There is some truth to the theory that Bernanke saved the financial system from a Chernobyl-type meltdown. But that doesn’t change the facts. Accounts must be balanced; debts must be paid. The Fed chief has committed $13 trillion to maintain the appearance of solvency. But the system is bankrupt. The commercial paper market, money markets, trillions of dollars of toxic debt instruments, and myriad shyster investment banks and insurance companies are now backed by the “full faith and credit” of the US Treasury. The financial system is now a ward of the state. The “free market” has deteriorated into state capitalism; a centralized system where all the levers of power are controlled by the Central Bank. If Bernanke’s Politburo withdraws its loans—or even if he raises interest rates too soon– the whole system will collapse.
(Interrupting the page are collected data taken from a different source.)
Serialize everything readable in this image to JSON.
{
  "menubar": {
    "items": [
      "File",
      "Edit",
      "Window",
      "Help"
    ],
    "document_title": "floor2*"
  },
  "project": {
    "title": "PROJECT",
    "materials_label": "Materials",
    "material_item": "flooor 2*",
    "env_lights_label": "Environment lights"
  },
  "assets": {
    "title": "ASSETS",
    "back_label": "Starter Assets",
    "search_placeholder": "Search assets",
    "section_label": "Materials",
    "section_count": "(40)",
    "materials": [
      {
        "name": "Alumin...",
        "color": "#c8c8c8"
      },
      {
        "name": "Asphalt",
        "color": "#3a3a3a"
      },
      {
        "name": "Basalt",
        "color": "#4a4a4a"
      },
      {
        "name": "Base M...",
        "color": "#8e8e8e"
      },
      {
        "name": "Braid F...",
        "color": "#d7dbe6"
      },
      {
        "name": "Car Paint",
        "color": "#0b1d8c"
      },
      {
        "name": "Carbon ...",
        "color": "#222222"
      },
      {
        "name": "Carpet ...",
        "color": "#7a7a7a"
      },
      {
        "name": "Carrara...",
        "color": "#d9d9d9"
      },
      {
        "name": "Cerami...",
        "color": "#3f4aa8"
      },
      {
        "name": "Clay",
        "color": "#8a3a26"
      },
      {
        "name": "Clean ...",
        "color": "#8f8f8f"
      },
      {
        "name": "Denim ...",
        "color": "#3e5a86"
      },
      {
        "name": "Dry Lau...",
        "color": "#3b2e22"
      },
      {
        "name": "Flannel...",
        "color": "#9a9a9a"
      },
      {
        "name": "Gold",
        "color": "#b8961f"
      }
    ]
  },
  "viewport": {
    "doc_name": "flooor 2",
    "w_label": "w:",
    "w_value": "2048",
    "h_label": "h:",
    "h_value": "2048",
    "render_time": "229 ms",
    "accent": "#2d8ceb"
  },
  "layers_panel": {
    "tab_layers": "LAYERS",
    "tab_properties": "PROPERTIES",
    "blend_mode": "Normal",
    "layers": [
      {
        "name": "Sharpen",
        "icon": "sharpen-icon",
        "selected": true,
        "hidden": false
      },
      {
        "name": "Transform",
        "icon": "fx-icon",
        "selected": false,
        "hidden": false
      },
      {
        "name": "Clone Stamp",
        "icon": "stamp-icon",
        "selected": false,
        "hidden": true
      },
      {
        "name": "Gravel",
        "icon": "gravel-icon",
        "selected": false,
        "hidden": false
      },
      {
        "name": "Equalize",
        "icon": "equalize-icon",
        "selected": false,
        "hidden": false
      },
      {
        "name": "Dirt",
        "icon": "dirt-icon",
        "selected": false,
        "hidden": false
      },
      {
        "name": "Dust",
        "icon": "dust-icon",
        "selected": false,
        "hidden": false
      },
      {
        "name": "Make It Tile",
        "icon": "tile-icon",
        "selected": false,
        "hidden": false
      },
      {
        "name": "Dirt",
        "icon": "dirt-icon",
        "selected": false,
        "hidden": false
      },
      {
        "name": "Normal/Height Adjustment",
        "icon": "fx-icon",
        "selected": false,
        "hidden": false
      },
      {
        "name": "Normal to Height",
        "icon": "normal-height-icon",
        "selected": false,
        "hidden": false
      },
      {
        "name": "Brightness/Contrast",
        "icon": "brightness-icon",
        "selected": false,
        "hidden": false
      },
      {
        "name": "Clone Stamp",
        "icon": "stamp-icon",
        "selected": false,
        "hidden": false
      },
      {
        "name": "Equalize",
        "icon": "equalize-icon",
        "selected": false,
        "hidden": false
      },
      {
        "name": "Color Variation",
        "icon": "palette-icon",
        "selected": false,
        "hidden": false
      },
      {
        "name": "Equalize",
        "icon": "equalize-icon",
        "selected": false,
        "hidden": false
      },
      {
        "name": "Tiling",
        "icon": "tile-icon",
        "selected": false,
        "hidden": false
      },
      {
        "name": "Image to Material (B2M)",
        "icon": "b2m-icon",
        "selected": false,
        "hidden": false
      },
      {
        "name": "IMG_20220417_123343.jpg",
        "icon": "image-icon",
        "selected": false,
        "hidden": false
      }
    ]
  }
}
The economy is now balanced on the rickety scaffolding of the dollar. As the Obama stimulus wears off, the rot in the economy will become more apparent. Household red ink is at record highs, so personal consumption will not rebound. That means US assets and US sovereign debt will become less attractive. Foreign capital will flee. The dollar will fall.
The world needs a breather from the US. And they’ll get it sooner than many think.